Try virtual reality for exposure therapy
If your child is afraid of dogs, try giving them a virtual reality headset that shows them a realistic dog. Help them practice interacting with the dog until they feel comfortable with the situation. You can also try virtual reality for a variety of other fears, including heights and public speaking. Virtual reality can help your child overcome their fears by giving them a safe way to practice.
Try traditional exposure therapy
If your child is afraid of dogs, try taking them to a park where dogs are playing. Let your child watch the dogs and observe how they react to one another and their surroundings. You can also try taking your child to an animal shelter and letting them interact with the animals there. Let your child get hands-on experience with the things that scare them so that they can start to feel more comfortable.

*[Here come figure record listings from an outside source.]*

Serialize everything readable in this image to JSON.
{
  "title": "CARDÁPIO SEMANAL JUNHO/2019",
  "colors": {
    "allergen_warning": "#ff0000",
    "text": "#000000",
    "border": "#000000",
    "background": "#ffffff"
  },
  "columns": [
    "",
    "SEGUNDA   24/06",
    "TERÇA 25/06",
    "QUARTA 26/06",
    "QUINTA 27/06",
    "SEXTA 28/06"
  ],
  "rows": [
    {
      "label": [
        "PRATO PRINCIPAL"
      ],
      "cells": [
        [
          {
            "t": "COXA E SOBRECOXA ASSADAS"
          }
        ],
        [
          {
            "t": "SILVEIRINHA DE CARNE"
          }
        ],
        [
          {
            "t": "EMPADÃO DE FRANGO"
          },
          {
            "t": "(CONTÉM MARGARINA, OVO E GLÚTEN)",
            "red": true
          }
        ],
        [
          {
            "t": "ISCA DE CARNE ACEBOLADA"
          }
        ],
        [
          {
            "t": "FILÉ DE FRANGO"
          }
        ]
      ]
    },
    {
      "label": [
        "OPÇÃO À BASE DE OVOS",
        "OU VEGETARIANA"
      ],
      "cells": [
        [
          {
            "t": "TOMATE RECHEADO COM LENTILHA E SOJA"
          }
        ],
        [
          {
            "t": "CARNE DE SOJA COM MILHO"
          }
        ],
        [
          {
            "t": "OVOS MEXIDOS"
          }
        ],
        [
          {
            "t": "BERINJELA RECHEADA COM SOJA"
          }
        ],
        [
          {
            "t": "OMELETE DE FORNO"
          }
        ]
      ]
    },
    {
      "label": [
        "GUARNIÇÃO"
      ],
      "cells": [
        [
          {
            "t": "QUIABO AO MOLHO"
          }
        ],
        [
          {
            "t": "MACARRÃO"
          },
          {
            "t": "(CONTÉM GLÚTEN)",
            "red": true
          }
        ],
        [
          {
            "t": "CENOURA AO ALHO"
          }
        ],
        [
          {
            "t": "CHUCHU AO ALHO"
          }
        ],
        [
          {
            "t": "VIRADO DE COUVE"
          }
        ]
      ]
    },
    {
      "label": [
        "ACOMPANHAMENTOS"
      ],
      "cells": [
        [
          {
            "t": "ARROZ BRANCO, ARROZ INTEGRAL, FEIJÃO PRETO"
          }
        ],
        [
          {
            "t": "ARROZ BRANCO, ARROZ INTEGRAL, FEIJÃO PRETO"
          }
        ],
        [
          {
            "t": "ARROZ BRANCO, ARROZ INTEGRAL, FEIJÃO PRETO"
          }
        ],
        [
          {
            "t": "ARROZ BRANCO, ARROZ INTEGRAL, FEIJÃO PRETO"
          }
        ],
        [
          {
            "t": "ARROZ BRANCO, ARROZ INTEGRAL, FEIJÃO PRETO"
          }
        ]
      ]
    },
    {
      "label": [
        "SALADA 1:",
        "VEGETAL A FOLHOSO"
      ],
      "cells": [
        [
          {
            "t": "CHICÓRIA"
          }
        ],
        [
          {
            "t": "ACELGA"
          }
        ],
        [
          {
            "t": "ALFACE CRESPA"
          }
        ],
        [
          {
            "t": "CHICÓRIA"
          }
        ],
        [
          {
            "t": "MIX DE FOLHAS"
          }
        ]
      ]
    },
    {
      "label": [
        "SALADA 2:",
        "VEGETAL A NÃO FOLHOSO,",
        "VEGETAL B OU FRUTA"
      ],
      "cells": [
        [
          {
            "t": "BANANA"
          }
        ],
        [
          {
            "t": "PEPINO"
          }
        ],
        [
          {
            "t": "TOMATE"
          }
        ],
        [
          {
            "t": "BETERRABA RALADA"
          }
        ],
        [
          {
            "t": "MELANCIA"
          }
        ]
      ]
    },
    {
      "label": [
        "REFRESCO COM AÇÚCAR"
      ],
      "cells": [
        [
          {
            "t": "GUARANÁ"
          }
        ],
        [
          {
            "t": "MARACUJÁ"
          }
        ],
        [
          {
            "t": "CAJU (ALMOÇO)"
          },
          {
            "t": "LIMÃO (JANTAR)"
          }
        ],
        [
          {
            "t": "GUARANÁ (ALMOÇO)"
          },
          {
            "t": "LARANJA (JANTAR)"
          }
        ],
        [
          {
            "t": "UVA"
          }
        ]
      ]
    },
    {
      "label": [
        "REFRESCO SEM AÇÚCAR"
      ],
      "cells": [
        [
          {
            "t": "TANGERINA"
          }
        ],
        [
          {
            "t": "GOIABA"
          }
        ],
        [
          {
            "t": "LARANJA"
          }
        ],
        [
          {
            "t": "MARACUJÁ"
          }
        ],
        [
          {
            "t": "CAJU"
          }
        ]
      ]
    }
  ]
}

Help your child build their own courage
Help your child understand that courage isn’t a fixed trait; it’s a skill that anyone can learn and improve upon. You can say something like, “You have all the tools you need to be courageous. You just have to practice.” If your child struggles with fear, encourage them to keep trying new things even when they’re scared. Help your child understand that even though they might be afraid, they can still do the things they want to do.
Raising a child who isn’t afraid of new things can be challenging, but it’s ultimately worth it. Your child will have more opportunities in life, and they’ll be more likely to make friends. If your child is afraid of new things, remember that it’s a normal part of development. Help your child understand their fears, and let them practice working through them. Your child will thank you for it when they’re older.